Im Heimstadion des Istanbuler Erstligisten Besiktas werden rund 40000 Zuschauer zu dem Spiel erwartet. Schlachtenbummler von Liverpool und Chelsea sollen die Arena durch zwei getrennte Eingänge betreten. Wer sich den Anweisungen des Sicherheitspersonals widersetze, riskiere eine Festnahme, warnt die britische Regierung in einem Reisehinweis für die Fans.
Insbesondere die Liverpooler denken gerne an Istanbul zurück. Im Jahr 2005 besiegte ihre Mannschaft am Bosporus in einem spektakulären Finale der Champions League den AC Mailand – Fans sprechen bis heute vom „Wunder von Istanbul“.
Doch nicht alle Erinnerungen von britischen Fans an die türkische Metropole sind so rosig. Im Jahr 2000 starben zwei Anhänger von Leeds United nach einer Messerstecherei mit türkischen Hooligans vor einem Uefa-Cup-Halbfinale zwischen Leeds und der Heimmannschaft Galatasaray.
Da diesmal keine türkische Mannschaft beteiligt ist, konzentriert sich die Istanbuler Polizei ganz auf die beiden britischen Fanblöcke und darauf, potenzielle Gewalttäter durch ein Großaufgebot abzuschrecken. Im Dezember 2016 töteten kurdische Extremisten nach einem Heimspiel von Besiktas bei einem Doppelanschlag mit einer Autobombe und einen Selbstmordattentäter insgesamt 47 Menschen. Die Gewalttäter schlugen an einem Kontrollpunkt der Polizei in der Nähe des Stadions zu – unter den Toten waren 40 Beamte.
Damals erschütterte eine ganze Serie von Anschlägen die Türkei. Die Gewalt schockte das Land und schreckte viele ausländische Besucher ab.
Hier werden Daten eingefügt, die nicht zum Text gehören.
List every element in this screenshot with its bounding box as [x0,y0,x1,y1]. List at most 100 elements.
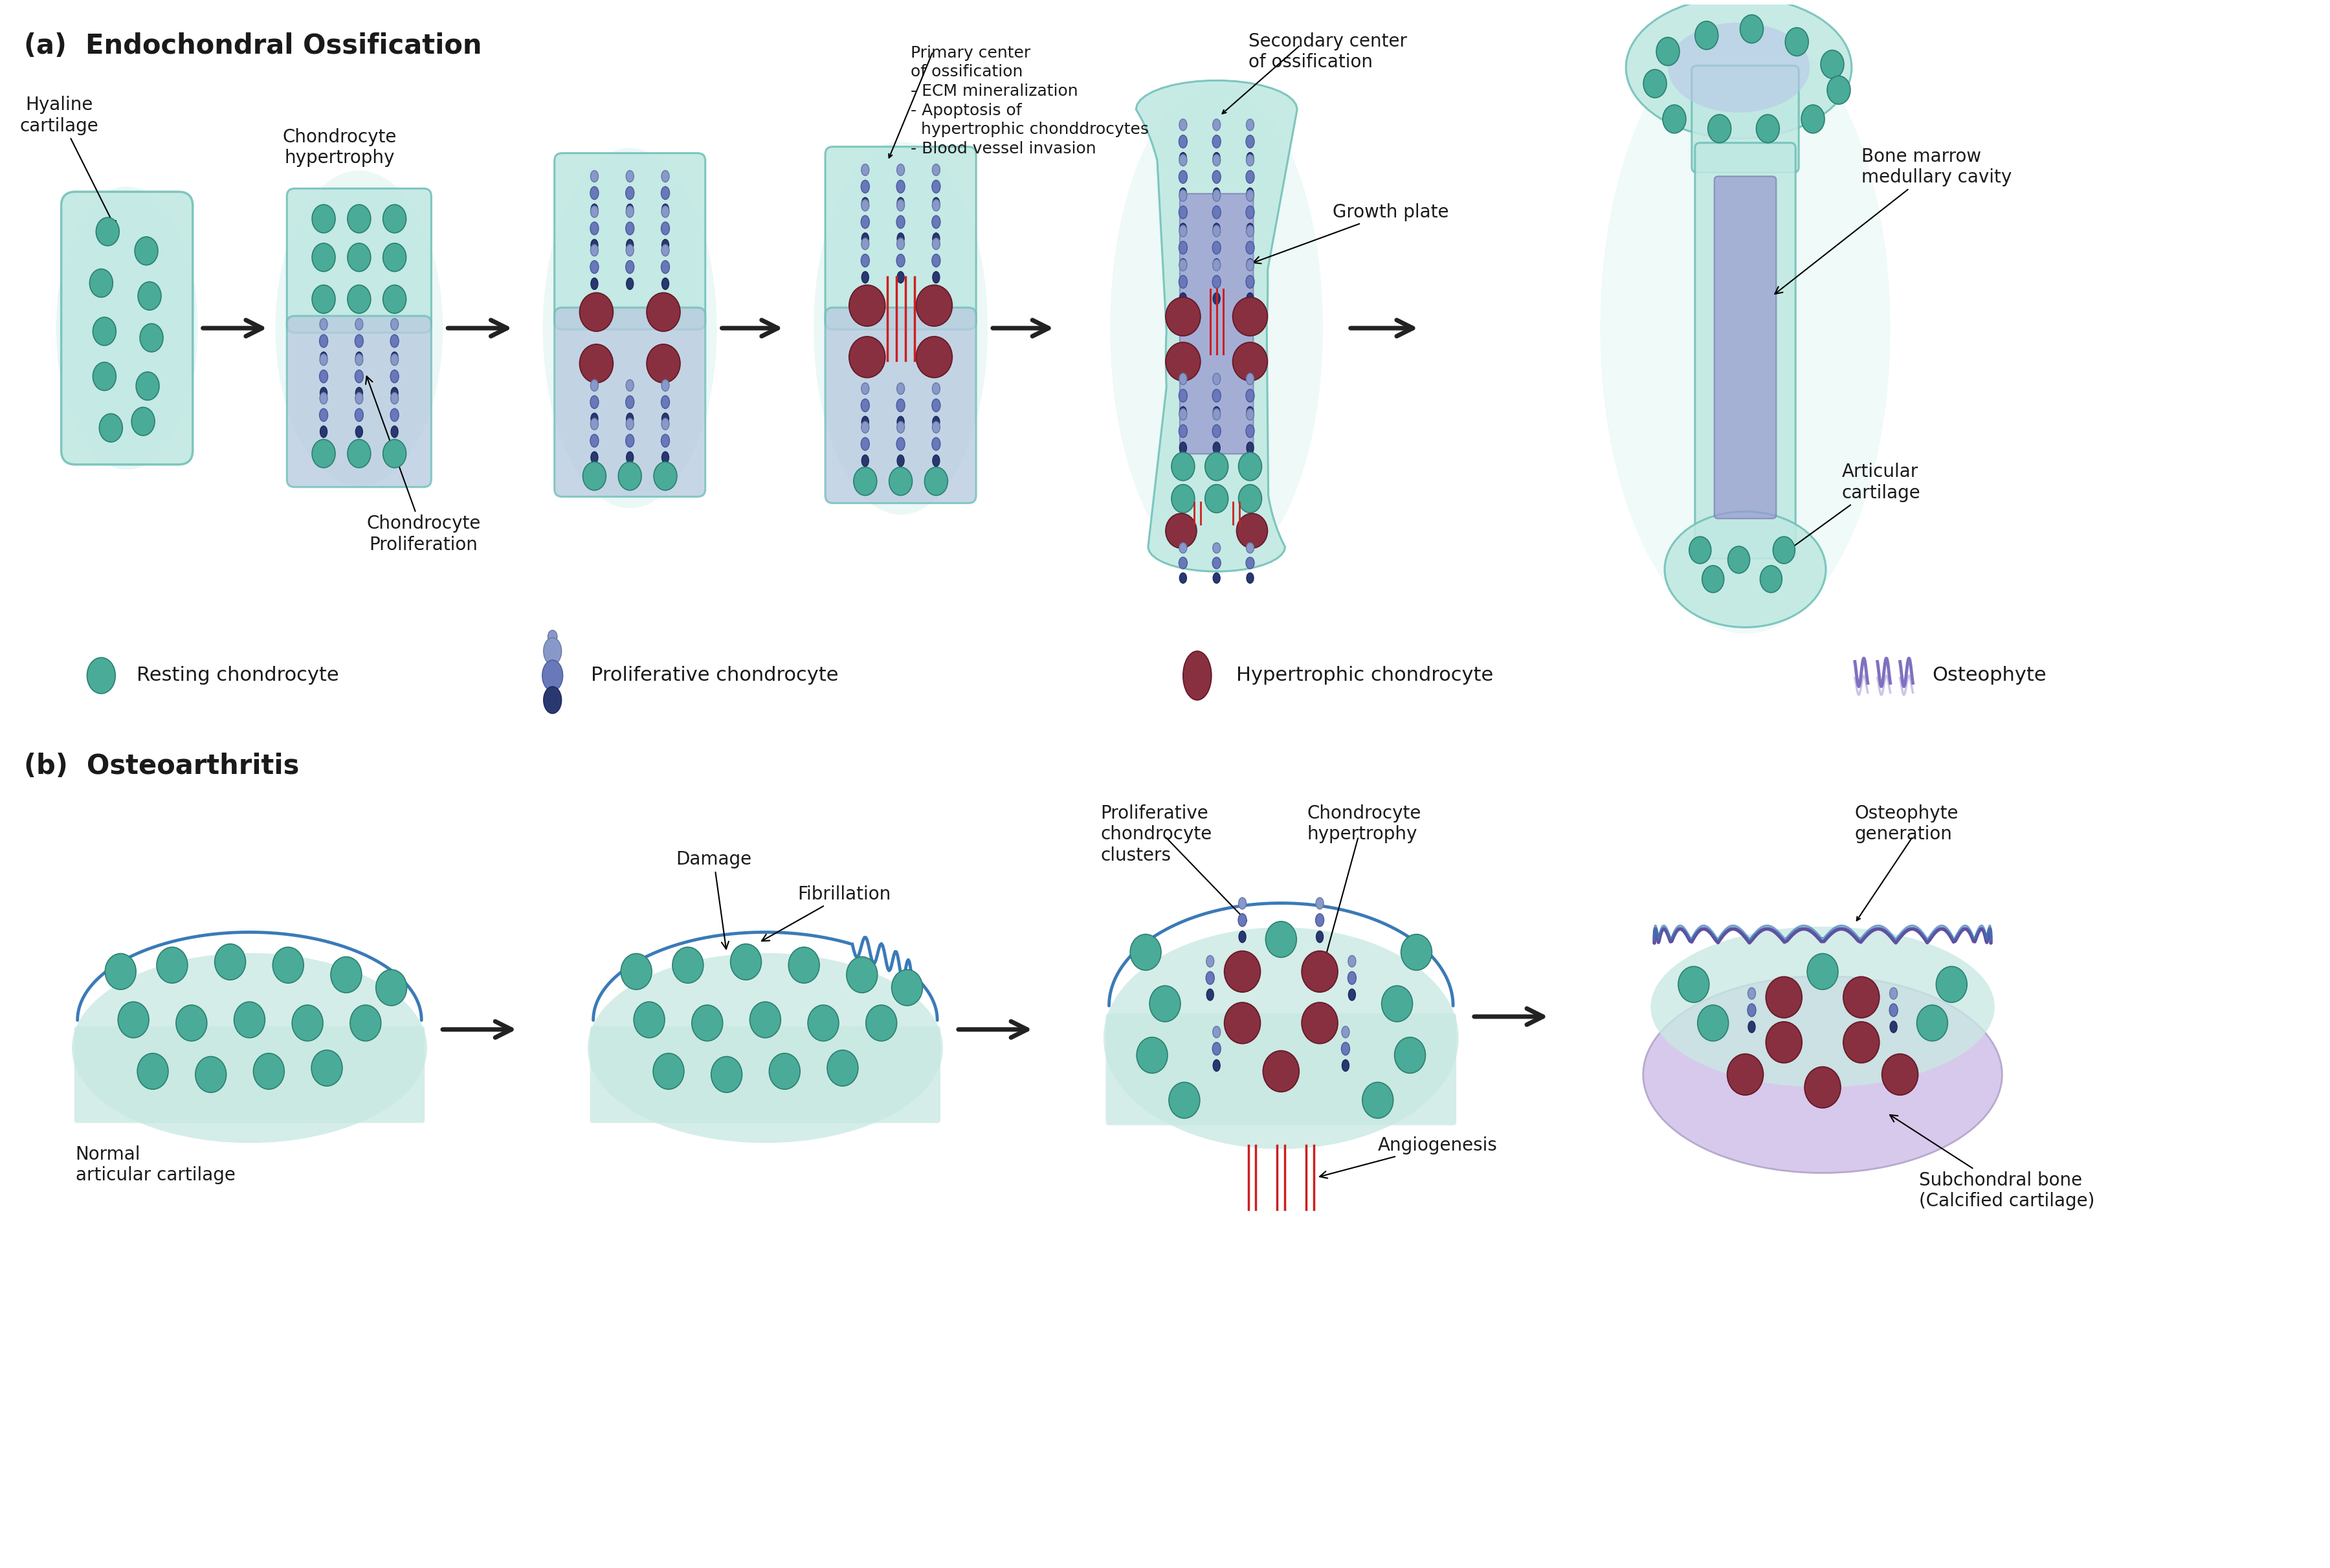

Erst seit dem vergangenen Jahr erholen sich Istanbul und andere Regionen der Türkei von dem Rückschlag.
Am Mittwoch geht die Polizei deshalb auf Nummer sicher. Insgesamt drei Sicherheitskontrollen müssen die Stadionbesucher durchlaufen, bevor sie an ihrem Platz ankommen. Die Behörden bieten Spezialeinheiten der Polizei zur Terrorbekämpfung auf, Polizeihubschrauber werden die Gegend um den Vodafone-Park aus der Luft überwachen. Selbst die Wasserschutzpolizei auf dem Bosporus ist im Alarmzustand.
Manche Kneipenwirte in Istanbul sehen dem Spiel mit gemischten Gefühlen entgegen. Ihre Saison läuft auch ohne Supercup-Spiel sehr gut: Istanbul erlebt derzeit den größten Besucheransturm seit Jahren. Einerseits freuen sich die Gastronomen über das erwartete UmsatzPlus durch tausende trinkfeste Briten, die in den ohnehin schon gut gefüllten Hotels auch die Preise weiter steigen lassen: In Hotels in der Nähe des Stadions sind die letzten Zimmer laut Zeitungsberichten nur noch für etwa 1600 Euro zu haben.
Andererseits befürchten die Kneipiers besonders für die Stunden nach dem Spiel Raufereien. „Bei mir heißt es: Alle Mann an Deck“, sagt der Pächter einer Bar in der Innenstadt.